Here, the distances computed on the second MC-set are very strongly correlated with the distances between the observed sequences.
Now that we have gained some information about how distances can vary across MC-sets, let us look at how SA outcomes can be affected by timing errors. We successively consider group comparison, clustering, and MDS scores but we could as well analyze effects on other outcomes such as representative sequences (Gabadinho and Ritschard 2013) and the distribution of complexity indicators (Ritschard 2023), the latter being of course independent of the distances between sequences.
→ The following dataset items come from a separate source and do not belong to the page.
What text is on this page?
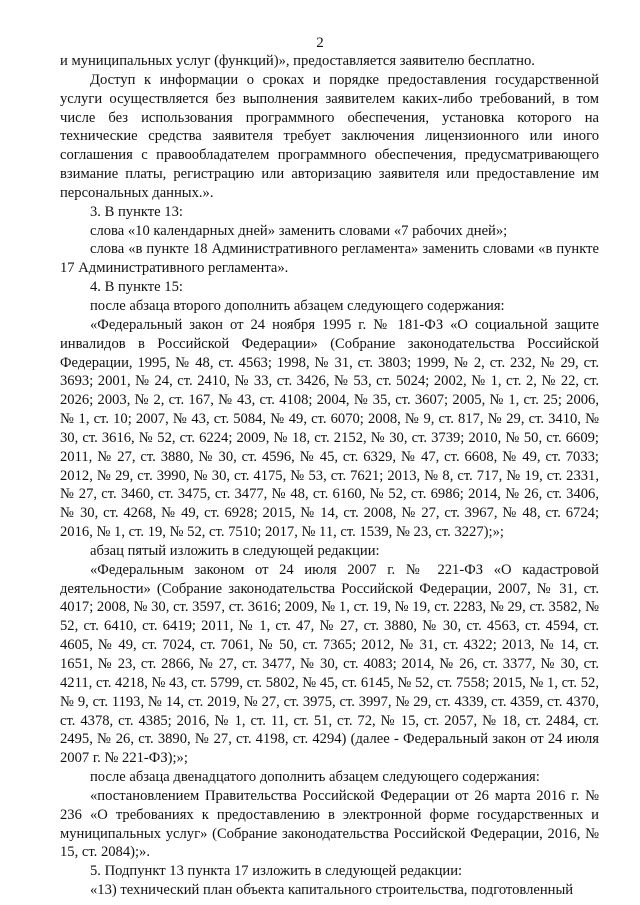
2

и муниципальных услуг (функций)», предоставляется заявителю бесплатно.

Доступ к информации о сроках и порядке предоставления государственной услуги осуществляется без выполнения заявителем каких-либо требований, в том числе без использования программного обеспечения, установка которого на технические средства заявителя требует заключения лицензионного или иного соглашения с правообладателем программного обеспечения, предусматривающего взимание платы, регистрацию или авторизацию заявителя или предоставление им персональных данных.».

3. В пункте 13:

слова «10 календарных дней» заменить словами «7 рабочих дней»;

слова «в пункте 18 Административного регламента» заменить словами «в пункте 17 Административного регламента».

4. В пункте 15:

после абзаца второго дополнить абзацем следующего содержания:

«Федеральный закон от 24 ноября 1995 г. № 181-ФЗ «О социальной защите инвалидов в Российской Федерации» (Собрание законодательства Российской Федерации, 1995, № 48, ст. 4563; 1998, № 31, ст. 3803; 1999, № 2, ст. 232, № 29, ст. 3693; 2001, № 24, ст. 2410, № 33, ст. 3426, № 53, ст. 5024; 2002, № 1, ст. 2, № 22, ст. 2026; 2003, № 2, ст. 167, № 43, ст. 4108; 2004, № 35, ст. 3607; 2005, № 1, ст. 25; 2006, № 1, ст. 10; 2007, № 43, ст. 5084, № 49, ст. 6070; 2008, № 9, ст. 817, № 29, ст. 3410, № 30, ст. 3616, № 52, ст. 6224; 2009, № 18, ст. 2152, № 30, ст. 3739; 2010, № 50, ст. 6609; 2011, № 27, ст. 3880, № 30, ст. 4596, № 45, ст. 6329, № 47, ст. 6608, № 49, ст. 7033; 2012, № 29, ст. 3990, № 30, ст. 4175, № 53, ст. 7621; 2013, № 8, ст. 717, № 19, ст. 2331, № 27, ст. 3460, ст. 3475, ст. 3477, № 48, ст. 6160, № 52, ст. 6986; 2014, № 26, ст. 3406, № 30, ст. 4268, № 49, ст. 6928; 2015, № 14, ст. 2008, № 27, ст. 3967, № 48, ст. 6724; 2016, № 1, ст. 19, № 52, ст. 7510; 2017, № 11, ст. 1539, № 23, ст. 3227);»;

абзац пятый изложить в следующей редакции:

«Федеральным законом от 24 июля 2007 г. № 221-ФЗ «О кадастровой деятельности» (Собрание законодательства Российской Федерации, 2007, № 31, ст. 4017; 2008, № 30, ст. 3597, ст. 3616; 2009, № 1, ст. 19, № 19, ст. 2283, № 29, ст. 3582, № 52, ст. 6410, ст. 6419; 2011, № 1, ст. 47, № 27, ст. 3880, № 30, ст. 4563, ст. 4594, ст. 4605, № 49, ст. 7024, ст. 7061, № 50, ст. 7365; 2012, № 31, ст. 4322; 2013, № 14, ст. 1651, № 23, ст. 2866, № 27, ст. 3477, № 30, ст. 4083; 2014, № 26, ст. 3377, № 30, ст. 4211, ст. 4218, № 43, ст. 5799, ст. 5802, № 45, ст. 6145, № 52, ст. 7558; 2015, № 1, ст. 52, № 9, ст. 1193, № 14, ст. 2019, № 27, ст. 3975, ст. 3997, № 29, ст. 4339, ст. 4359, ст. 4370, ст. 4378, ст. 4385; 2016, № 1, ст. 11, ст. 51, ст. 72, № 15, ст. 2057, № 18, ст. 2484, ст. 2495, № 26, ст. 3890, № 27, ст. 4198, ст. 4294) (далее - Федеральный закон от 24 июля 2007 г. № 221-ФЗ);»;

после абзаца двенадцатого дополнить абзацем следующего содержания:

«постановлением Правительства Российской Федерации от 26 марта 2016 г. № 236 «О требованиях к предоставлению в электронной форме государственных и муниципальных услуг» (Собрание законодательства Российской Федерации, 2016, № 15, ст. 2084);».

5. Подпункт 13 пункта 17 изложить в следующей редакции:

«13) технический план объекта капитального строительства, подготовленный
For example, assuming the first 3 sequences are female sequences and
the other male sequences, we replicate the sex-group comparison within
each MC-set and the observed sequences using
TraMineR::dissassoc, which returns, among others, pseudo
\(F\) and \(R^2\) values with their p-values (Studer et al. 2011). To save place, we print
the outcome for the first MC-set only.
sex <- c("f","f","f","m","m","m")
assoc.list <- lapply(dist.list,
TraMineR::dissassoc,
group=sex)
assoc.list[[1]]
#> Pseudo ANOVA table:
#> SS df MSE
#> Exp 2.666667 1 2.666667
#> Res 7.333333 4 1.833333
#> Total 10.000000 5 2.000000
#>
#> Test values (p-values based on 1000 permutation):
#> t0 p.value
#> Pseudo F 1.45454545 0.391
#> Pseudo Fbf 2.18181818 0.391
#> Pseudo R2 0.26666667 0.391
#> Bartlett 0.01327808 0.391
#> Levene 1.00000000 0.393
#>
#> Inconclusive intervals:
#> 0.00383 < 0.01 < 0.0162
#> 0.03649 < 0.05 < 0.0635
#>
#> Discrepancy per level:
#> n discrepancy
#> f 3 1.333333
#> m 3 1.111111
#> Total 6 1.666667Since we have only two groups (f and m), we
can also use function TraMineRextras::dissCompare to
compute LRT and \(\Delta\)BIC
statistics (Liao and Fasang 2020):
library(TraMineRextras) ## for function dissCompare
comp.list <- suppressMessages(lapply(dist.list,
TraMineRextras::dissCompare,
group=sex,
squared=FALSE,
s=0))
comp.list[[1]]
#> LRT p-value Delta BIC Bayes Factor
#> 1 1.86093 0.1725176 0.0691701 1.03519Alternatively, we can collect statistics (R2, LRT, BIC) and p-values
with function MCcompgrp:
comptab <- MCcompgrp(dist.list, group=sex,
dissassoc.args=list(R=1000),
dissCompare.args=list(squared=FALSE))
round(comptab,3)
#> R2 p(R2) LRT p(LRT) Delta BIC Bayes Factor
#> [1,] 0.267 0.389 1.861 0.173 0.069 1.035
#> [2,] 0.308 0.196 2.206 0.137 0.415 1.230
#> [3,] 0.312 0.291 2.248 0.134 0.456 1.256
#> [4,] 0.360 0.198 2.678 0.102 0.886 1.557Summarizing group comparison results of the three MC-sets
summary(comptab[-nrow(comptab),])
#> R2 p(R2) LRT p(LRT)
#> Min. :0.2667 Min. :0.1960 Min. :1.861 Min. :0.1338
#> 1st Qu.:0.2872 1st Qu.:0.2435 1st Qu.:2.034 1st Qu.:0.1356
#> Median :0.3077 Median :0.2910 Median :2.206 Median :0.1374
#> Mean :0.2956 Mean :0.2920 Mean :2.105 Mean :0.1479
#> 3rd Qu.:0.3101 3rd Qu.:0.3400 3rd Qu.:2.227 3rd Qu.:0.1550
#> Max. :0.3125 Max. :0.3890 Max. :2.248 Max. :0.1725
#> Delta BIC Bayes Factor
#> Min. :0.06917 Min. :1.035
#> 1st Qu.:0.24188 1st Qu.:1.133
#> Median :0.41459 Median :1.230
#> Mean :0.31339 Mean :1.174
#> 3rd Qu.:0.43550 3rd Qu.:1.243
#> Max. :0.45640 Max. :1.256We do not comment the inferential results, which don’t make much sense for this illustrative example with two groups of size 3.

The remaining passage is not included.